The company’s prospects now changed dramatically. They worked the phones and raised funds to acquire a 90 per cent interest in adjacent lands to the southeast, reserving the other 10 per cent for the required local ownership. They convinced the retiring head of exploration at Barrick Gold, Paul Kavanagh, to visit the property. He liked what he saw and was persuaded to join the Bre-X board of directors, providing instant credibility, and a $4.5 million equity raise was completed in 1994 at $1.50 per share.
When drilling expanded into the southeast zone, even more fruitful results were encountered. Some of the gold was found near the surface, making it easier to extract. The drilling gathered more pace throughout 1995, as step-out drilling locations were all encountering gold, further delineating the massive size of the deposit and causing the resource estimate to balloon. “A resource of 30 million ounces can be readily attained,” Felderhof announced in January 1996. That would make it the fourth-largest gold deposit discovered anywhere in the world.
By then many of the investment newsletter authors and equity research analysts had developed gold fever, and several visited the site, returning to write ever more enthusiastic reports with higher and higher price targets. One such report advised readers that “the foremost and primary rule of investing in the junior resource industry is to have confidence in the people behind the company,” and it suggested that such was the case with David Walsh, “one of the sharpest executive officers that we have ever encountered in this business. He is also one of the most honest and dependable.”
When the author of that report was interviewed by Fools’ Gold author Brian Hutchinson, he could no longer remember why he had given Walsh such glowing praise. He had never actually met the man—nor anyone else from Bre-X, for that matter—and had only spoken to Walsh on the phone. His actual assessment, which he withheld from his readers, was that Walsh was the “weak link” and that he had a drinking problem. Meanwhile, the report’s author had bought Bre-X at $1.20 and sold at $250.

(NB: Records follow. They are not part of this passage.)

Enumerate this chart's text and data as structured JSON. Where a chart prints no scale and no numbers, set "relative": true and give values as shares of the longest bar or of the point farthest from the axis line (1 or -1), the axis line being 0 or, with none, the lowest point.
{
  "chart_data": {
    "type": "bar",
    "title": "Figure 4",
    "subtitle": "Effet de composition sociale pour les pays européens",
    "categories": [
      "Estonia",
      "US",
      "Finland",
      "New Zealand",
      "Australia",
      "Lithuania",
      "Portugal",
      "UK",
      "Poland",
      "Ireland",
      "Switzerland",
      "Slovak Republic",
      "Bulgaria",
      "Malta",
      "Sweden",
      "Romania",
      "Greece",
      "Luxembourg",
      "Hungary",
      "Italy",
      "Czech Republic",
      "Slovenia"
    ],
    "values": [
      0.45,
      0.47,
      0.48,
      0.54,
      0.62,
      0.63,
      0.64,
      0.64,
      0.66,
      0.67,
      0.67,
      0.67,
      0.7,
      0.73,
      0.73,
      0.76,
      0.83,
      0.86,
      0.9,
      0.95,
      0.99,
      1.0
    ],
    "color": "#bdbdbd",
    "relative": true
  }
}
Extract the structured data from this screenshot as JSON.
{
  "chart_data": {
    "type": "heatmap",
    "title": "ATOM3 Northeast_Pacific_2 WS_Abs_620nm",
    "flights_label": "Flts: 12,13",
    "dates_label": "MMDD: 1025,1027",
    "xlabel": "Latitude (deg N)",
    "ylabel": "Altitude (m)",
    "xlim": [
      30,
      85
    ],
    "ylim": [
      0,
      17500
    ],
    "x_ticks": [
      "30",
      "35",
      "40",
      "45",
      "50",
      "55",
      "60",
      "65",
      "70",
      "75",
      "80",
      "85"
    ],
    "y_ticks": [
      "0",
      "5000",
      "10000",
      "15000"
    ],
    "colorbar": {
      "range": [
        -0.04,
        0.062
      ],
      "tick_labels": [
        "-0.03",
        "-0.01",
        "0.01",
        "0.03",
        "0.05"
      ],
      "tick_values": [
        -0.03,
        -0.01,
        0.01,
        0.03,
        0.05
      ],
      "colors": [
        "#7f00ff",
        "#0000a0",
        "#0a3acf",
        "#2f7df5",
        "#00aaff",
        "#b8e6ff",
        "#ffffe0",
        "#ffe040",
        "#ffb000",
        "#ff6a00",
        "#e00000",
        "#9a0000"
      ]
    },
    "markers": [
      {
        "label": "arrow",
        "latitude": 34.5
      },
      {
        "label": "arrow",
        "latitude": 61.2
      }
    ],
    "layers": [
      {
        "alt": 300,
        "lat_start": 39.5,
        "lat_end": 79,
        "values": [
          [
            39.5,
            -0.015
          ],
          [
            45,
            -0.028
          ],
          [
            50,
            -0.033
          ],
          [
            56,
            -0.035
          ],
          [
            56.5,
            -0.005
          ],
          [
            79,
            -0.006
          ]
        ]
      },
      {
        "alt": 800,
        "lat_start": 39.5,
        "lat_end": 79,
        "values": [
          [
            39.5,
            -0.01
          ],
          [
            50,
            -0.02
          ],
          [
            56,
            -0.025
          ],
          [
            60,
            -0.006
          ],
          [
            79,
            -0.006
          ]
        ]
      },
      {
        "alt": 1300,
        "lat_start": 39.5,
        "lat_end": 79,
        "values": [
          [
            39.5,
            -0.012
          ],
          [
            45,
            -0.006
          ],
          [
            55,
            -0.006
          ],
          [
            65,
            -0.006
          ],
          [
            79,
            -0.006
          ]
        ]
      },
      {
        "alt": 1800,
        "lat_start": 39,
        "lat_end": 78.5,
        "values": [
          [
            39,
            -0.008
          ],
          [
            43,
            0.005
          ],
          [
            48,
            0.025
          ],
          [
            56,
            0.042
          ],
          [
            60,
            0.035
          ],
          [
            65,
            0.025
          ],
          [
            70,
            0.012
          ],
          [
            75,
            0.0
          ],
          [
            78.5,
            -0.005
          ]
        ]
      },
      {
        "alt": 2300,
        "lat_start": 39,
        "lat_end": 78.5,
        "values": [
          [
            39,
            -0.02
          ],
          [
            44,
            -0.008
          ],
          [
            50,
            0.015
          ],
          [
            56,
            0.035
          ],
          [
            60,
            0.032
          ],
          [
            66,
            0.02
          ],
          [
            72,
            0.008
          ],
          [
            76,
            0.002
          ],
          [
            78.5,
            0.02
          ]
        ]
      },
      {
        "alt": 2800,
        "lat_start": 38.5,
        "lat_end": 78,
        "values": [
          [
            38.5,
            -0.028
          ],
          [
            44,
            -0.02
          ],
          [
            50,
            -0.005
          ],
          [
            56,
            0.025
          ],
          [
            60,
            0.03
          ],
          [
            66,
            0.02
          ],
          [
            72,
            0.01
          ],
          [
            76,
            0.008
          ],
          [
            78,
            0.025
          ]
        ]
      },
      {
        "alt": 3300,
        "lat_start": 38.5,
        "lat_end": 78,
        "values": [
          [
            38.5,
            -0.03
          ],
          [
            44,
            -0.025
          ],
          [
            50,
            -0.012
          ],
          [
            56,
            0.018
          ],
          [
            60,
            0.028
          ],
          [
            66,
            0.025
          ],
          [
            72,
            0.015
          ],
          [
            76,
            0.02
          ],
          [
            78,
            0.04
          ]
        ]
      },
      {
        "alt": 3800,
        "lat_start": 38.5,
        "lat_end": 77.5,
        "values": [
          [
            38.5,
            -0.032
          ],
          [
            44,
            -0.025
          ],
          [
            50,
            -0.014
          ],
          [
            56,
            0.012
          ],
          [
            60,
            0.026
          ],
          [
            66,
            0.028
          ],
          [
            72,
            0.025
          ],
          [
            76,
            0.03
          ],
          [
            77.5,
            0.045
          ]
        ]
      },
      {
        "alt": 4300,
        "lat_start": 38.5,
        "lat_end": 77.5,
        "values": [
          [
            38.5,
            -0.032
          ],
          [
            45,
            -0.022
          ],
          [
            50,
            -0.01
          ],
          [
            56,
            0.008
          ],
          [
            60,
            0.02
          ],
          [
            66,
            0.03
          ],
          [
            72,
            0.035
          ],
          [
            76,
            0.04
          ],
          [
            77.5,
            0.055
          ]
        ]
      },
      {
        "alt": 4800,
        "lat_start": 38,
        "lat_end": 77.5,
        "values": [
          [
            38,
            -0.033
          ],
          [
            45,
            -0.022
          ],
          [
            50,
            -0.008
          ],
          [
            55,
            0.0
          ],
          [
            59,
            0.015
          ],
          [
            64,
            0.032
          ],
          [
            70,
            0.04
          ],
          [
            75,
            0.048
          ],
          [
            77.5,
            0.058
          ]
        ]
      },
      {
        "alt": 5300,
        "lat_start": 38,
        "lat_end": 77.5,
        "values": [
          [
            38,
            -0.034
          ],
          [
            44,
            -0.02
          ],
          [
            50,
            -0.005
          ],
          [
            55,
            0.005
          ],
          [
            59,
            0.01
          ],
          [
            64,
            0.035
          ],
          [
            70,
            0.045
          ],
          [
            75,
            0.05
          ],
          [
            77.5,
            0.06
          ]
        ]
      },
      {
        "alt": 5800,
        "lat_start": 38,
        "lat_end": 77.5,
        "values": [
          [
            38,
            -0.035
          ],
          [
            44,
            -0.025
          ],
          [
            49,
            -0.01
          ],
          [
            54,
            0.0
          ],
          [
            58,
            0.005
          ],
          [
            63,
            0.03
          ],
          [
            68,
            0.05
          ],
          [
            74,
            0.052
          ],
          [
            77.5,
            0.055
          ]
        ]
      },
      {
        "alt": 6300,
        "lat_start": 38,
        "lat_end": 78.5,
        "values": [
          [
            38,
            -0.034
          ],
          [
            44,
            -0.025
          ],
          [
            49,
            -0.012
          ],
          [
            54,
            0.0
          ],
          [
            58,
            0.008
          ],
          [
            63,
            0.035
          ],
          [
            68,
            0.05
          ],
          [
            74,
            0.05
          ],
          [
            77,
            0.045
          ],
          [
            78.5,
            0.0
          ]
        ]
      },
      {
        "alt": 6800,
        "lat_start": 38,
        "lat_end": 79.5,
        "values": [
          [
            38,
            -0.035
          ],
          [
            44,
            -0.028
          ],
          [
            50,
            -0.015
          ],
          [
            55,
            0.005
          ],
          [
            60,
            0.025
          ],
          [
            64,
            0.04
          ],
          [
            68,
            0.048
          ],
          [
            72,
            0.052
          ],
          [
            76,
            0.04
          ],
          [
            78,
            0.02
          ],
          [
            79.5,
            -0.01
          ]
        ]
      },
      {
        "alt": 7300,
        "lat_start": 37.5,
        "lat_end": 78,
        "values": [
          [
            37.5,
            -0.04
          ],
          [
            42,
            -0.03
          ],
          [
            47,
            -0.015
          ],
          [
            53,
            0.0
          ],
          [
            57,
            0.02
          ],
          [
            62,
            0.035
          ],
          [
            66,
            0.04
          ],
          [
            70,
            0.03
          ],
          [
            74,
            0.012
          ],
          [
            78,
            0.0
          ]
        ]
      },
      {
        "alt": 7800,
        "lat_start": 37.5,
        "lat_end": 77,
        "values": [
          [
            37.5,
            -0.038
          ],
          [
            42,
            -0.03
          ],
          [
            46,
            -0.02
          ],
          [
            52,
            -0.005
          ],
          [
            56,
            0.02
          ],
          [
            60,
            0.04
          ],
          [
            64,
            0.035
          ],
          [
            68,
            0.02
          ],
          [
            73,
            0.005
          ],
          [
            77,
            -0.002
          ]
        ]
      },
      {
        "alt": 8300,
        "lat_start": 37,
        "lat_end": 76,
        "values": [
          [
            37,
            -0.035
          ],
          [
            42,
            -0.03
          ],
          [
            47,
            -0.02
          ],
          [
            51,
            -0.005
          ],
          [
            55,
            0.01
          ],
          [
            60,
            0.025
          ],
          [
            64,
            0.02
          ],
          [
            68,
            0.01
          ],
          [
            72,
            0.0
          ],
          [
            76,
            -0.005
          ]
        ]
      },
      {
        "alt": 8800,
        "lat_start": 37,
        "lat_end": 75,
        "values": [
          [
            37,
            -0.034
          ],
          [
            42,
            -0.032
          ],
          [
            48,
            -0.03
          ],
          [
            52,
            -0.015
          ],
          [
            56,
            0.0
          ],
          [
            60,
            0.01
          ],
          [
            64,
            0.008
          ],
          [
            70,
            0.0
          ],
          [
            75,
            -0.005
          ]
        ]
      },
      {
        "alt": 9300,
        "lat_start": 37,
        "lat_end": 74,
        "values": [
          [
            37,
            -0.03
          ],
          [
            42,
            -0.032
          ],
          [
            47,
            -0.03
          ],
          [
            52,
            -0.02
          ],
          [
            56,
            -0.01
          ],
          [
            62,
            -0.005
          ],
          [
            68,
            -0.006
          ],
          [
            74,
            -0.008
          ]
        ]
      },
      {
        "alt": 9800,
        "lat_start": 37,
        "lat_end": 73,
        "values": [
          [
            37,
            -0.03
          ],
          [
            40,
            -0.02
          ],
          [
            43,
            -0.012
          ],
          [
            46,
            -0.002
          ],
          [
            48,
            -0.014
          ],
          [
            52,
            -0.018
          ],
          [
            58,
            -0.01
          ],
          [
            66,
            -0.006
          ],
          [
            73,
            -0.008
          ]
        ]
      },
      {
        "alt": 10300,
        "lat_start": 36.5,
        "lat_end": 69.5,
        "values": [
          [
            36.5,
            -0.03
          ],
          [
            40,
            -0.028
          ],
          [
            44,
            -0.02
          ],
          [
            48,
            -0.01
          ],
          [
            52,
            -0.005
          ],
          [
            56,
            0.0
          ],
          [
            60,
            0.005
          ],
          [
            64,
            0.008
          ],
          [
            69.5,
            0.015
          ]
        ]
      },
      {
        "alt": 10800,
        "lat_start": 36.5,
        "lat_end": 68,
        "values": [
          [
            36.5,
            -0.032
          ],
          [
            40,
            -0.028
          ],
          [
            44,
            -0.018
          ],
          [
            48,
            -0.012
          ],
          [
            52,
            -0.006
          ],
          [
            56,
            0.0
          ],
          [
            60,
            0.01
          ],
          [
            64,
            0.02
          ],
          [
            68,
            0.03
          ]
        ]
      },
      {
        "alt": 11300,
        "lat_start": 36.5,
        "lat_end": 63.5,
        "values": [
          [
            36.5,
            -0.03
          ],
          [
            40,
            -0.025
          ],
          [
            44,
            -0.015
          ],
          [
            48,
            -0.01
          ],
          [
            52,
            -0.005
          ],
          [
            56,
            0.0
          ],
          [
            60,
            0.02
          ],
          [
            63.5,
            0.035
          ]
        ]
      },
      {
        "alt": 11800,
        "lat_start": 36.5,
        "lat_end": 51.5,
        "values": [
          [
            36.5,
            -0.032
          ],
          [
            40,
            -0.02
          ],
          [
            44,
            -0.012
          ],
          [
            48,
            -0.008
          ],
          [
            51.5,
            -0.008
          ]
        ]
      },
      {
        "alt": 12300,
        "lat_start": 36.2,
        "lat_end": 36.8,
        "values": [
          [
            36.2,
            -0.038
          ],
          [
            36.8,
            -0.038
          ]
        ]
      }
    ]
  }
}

In May 1996 the stock price reached $286.50 (on a pre-split basis), giving the company a sky-high valuation of over $6 billion. Felderhof sold $19 million in shares that month alone and purchased an ocean-front house and condominium in the Grand Caymans, a house in the US and a Lamborghini. He would sell $84 million in total over the span of about four months, according to the Ontario Securities Commission. Walsh, who had only just moved out of his basement office to half-completed Bre-X offices in a downtown Calgary building, had begun selling shares earlier than Felderhof and would divest $56 million of Bre-X shares in total, including those belonging to his wife. The couple opted for one property in the Bahamas, where they would soon take refuge.